23 Nov 2022 15:12

Bulgaria to allow Lukoil refinery to export oil products - media

MOSCOW. Nov 23 (Interfax) - Bulgaria will allow an oil refinery that belongs to Russia's Lukoil to continue to operate and export oil products to the European Union until the end of 2024, despite warnings from Brussels that this goes against sanctions policy, The Independent reported.

According to the estimates of the Bulgarian government, this will bring the country an additional 350 million euros.

"We achieved something very important: from January 1, 2023, Lukoil will transfer all production, revenues, and taxes to be paid [from the refinery in Burgas] in Bulgaria, and not, as it was before, in the Netherlands or Switzerland," Bulgarian Deputy Prime Minister Hristo Aleksiev was quoted as saying by The Independent following talks with the managers of the Russian company.

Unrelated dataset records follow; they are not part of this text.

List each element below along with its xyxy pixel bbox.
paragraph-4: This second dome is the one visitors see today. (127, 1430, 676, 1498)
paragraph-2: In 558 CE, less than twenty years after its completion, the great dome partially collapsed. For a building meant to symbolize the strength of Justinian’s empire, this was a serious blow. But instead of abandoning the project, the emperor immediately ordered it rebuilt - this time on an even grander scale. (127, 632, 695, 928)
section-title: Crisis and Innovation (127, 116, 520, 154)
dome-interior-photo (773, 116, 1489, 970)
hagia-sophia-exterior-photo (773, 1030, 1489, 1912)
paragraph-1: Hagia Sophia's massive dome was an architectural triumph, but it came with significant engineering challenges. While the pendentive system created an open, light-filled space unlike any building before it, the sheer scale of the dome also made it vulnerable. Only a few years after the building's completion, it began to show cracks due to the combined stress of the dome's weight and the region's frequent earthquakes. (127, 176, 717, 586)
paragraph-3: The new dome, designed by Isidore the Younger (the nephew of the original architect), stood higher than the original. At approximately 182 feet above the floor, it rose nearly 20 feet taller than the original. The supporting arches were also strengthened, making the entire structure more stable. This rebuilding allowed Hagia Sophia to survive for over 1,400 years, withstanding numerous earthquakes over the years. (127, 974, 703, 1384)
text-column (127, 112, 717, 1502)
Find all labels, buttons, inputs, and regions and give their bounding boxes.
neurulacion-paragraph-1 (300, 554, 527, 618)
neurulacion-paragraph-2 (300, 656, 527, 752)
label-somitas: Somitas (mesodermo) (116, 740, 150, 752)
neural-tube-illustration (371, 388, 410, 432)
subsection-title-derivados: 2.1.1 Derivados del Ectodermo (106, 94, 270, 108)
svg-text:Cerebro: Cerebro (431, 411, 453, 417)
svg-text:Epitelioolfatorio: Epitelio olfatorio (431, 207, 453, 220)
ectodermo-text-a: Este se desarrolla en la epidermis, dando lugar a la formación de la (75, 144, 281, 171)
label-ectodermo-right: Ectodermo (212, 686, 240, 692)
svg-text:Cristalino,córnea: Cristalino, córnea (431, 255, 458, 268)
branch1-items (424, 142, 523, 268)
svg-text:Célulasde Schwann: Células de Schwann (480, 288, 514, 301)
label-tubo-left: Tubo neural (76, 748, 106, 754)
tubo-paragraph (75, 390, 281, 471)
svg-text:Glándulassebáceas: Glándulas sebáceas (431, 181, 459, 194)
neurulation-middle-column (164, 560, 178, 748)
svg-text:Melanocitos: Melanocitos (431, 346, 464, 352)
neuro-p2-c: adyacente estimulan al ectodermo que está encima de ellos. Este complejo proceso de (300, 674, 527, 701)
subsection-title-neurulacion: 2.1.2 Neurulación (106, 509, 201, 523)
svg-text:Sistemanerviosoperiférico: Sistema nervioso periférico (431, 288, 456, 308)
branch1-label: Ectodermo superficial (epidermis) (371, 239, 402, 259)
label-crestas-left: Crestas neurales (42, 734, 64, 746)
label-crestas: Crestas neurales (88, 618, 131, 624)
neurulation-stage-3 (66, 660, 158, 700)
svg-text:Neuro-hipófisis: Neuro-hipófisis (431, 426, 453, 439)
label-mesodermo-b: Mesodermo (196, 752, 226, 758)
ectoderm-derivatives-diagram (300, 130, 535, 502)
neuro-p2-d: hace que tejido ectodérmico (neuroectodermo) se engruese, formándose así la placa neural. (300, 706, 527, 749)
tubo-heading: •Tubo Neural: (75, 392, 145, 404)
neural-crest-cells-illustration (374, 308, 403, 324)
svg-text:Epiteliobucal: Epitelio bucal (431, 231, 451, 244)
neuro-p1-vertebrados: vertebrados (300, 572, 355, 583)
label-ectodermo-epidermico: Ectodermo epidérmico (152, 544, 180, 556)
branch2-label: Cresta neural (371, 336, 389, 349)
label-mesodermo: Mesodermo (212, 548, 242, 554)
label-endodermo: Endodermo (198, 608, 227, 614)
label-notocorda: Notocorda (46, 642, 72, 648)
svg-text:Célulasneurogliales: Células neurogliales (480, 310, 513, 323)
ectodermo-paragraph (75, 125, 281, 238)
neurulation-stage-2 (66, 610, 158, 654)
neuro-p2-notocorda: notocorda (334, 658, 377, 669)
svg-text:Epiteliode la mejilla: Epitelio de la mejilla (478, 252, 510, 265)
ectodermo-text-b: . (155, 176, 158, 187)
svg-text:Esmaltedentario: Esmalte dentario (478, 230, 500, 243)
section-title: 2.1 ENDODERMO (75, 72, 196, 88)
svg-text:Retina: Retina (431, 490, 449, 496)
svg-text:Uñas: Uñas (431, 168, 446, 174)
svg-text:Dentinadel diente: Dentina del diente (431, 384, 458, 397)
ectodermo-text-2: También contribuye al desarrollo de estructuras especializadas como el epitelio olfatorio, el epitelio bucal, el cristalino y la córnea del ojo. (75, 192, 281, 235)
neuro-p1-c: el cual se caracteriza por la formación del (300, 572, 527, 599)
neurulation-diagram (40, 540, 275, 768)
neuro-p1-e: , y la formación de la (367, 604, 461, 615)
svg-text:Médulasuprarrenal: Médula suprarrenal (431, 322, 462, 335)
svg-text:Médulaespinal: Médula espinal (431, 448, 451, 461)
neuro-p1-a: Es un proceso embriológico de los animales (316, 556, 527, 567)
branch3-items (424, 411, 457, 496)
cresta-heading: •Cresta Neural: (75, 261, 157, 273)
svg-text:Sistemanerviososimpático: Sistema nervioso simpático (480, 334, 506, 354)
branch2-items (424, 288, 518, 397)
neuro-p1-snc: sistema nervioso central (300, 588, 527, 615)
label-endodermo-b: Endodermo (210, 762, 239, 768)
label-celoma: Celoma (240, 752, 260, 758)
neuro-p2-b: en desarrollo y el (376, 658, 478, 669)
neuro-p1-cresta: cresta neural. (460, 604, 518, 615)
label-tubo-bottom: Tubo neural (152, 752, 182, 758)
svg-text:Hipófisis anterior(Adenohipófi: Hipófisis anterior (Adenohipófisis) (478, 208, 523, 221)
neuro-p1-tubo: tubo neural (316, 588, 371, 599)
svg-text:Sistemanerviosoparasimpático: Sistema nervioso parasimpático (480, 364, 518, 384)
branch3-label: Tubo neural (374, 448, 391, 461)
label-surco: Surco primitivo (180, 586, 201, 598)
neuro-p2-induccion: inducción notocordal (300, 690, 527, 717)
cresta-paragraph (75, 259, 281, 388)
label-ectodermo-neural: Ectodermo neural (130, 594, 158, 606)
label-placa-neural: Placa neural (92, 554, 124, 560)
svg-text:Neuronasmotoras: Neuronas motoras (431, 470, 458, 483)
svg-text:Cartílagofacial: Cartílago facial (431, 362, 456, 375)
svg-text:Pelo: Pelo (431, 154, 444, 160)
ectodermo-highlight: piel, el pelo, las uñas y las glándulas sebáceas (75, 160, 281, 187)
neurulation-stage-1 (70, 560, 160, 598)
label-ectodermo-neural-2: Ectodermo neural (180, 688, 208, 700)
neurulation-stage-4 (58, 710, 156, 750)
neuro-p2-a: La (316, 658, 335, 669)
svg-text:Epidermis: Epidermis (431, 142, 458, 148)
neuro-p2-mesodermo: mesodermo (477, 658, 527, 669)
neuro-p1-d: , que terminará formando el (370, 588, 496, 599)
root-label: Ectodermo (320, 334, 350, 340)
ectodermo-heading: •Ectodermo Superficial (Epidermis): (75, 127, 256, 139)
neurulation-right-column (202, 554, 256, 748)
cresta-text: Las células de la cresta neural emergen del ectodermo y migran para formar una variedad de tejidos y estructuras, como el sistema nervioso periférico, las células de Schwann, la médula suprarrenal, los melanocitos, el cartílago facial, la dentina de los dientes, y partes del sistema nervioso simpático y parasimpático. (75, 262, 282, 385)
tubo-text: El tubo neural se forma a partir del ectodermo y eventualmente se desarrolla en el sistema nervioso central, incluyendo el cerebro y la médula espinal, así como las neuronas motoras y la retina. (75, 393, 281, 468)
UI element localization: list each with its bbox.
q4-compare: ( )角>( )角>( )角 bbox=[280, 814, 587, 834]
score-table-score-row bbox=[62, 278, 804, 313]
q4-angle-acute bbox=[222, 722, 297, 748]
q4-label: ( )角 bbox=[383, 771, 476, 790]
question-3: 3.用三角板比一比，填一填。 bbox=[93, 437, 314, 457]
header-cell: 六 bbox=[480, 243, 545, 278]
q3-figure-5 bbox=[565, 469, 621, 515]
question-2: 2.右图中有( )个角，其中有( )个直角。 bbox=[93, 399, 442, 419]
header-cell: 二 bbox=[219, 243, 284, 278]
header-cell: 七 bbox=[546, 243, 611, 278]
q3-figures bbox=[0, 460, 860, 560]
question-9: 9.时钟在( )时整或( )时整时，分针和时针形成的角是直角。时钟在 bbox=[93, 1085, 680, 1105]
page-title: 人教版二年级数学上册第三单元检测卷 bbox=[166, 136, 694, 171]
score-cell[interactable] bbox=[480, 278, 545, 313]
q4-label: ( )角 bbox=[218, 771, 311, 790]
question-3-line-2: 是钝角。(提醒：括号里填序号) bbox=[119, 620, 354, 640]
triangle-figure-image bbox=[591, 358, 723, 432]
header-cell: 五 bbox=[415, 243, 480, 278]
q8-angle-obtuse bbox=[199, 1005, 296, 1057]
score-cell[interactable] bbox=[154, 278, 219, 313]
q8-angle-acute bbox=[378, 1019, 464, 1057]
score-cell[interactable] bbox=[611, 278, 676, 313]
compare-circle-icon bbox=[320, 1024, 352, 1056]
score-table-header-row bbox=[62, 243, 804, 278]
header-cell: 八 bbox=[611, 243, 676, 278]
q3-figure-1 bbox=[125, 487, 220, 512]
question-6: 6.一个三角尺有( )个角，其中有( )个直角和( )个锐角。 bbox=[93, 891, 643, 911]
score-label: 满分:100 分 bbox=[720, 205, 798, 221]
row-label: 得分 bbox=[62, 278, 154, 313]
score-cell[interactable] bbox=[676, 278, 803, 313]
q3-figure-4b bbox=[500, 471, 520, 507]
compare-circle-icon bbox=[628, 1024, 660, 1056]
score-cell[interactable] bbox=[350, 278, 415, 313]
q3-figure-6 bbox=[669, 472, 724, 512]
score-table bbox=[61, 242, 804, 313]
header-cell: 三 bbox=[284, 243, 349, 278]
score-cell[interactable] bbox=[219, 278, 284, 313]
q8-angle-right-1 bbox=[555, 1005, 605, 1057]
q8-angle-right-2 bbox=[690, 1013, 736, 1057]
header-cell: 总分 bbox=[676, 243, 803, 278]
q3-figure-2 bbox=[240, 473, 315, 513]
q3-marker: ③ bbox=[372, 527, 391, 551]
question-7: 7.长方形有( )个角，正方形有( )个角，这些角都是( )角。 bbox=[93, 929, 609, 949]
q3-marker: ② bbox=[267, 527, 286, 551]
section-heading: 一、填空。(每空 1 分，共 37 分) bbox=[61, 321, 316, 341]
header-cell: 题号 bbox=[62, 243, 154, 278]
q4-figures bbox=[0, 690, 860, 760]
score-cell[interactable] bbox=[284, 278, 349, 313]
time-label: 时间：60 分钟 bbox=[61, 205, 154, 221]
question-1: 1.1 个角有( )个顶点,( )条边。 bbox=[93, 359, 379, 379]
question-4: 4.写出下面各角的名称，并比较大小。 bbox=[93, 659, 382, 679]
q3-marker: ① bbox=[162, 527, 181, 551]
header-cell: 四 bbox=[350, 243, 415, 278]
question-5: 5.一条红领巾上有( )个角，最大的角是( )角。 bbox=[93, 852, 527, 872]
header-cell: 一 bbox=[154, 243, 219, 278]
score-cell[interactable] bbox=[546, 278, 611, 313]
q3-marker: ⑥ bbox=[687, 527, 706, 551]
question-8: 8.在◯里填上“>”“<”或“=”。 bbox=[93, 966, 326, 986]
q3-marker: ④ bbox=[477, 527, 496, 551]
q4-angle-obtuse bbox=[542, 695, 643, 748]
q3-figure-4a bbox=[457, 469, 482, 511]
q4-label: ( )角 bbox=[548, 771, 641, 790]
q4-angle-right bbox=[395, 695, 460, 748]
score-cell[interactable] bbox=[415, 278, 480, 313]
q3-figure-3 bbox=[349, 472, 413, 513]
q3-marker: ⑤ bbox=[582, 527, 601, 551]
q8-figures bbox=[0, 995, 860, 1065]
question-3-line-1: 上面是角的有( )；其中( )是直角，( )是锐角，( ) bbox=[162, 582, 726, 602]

The deal is also beneficial to Lukoil, as it allows its Bulgarian subsidiary to partially avoid the EU embargo soon to go into effect on most Russian oil products. "The refinery cannot work if exports are curtailed," Ilshat Sharafutdinov, the refinery's CEO, was cited by the Independent as saying.

Bulgaria's only refinery is the main source of the gasoline and diesel fuel sold on the domestic market, although half of production goes to exports. The refinery's output accounts for around 9% of the country's GDP, and it has several thousand employees. A shutdown of the refinery would cause serious problems on the job market, as well as a loss of refining capacity.

The countries of the EU plan to introduce a ban on the transport of crude oil from Russia by sea on December 5 and on Russian oil products on February 5, 2023, if sales are higher than the price ceiling set. Bulgaria has at the same time been given the ability to authorize fulfillment of contracts concluded prior to June 4, 2022 for the purchase of oil and oil products by sea until the end of 2024. However, oil and oil products imported by Bulgaria within the framework of these exemptions cannot be sold to other members of the EU or third countries.

According to the local authorities, exports of the refinery's oil products will be Bulgarian. "The oil products derived from Urals [Russian] oil will originate from Bulgaria and can be exported," Bulgarian Deputy Finance Minister Lyudmila Petkova said recently.

According to the Bulgarian government, a ban on exports of oil products from the refinery in Burgas would damage the country's economy, as a deficit of fuel will occur on its domestic market if Lukoil's refinery ends production.

The refinery in Burgas, located on the Black Sea, has a capacity of 7 million tonnes per year. Finished products are supplied to the country and the markets of Central Europe via pipelines, rail, and road, as well as to European markets, the United States, North Africa, the Mediterranean, and Asia by sea. The refinery was launched in 1964 and became a part of Lukoil in 1999.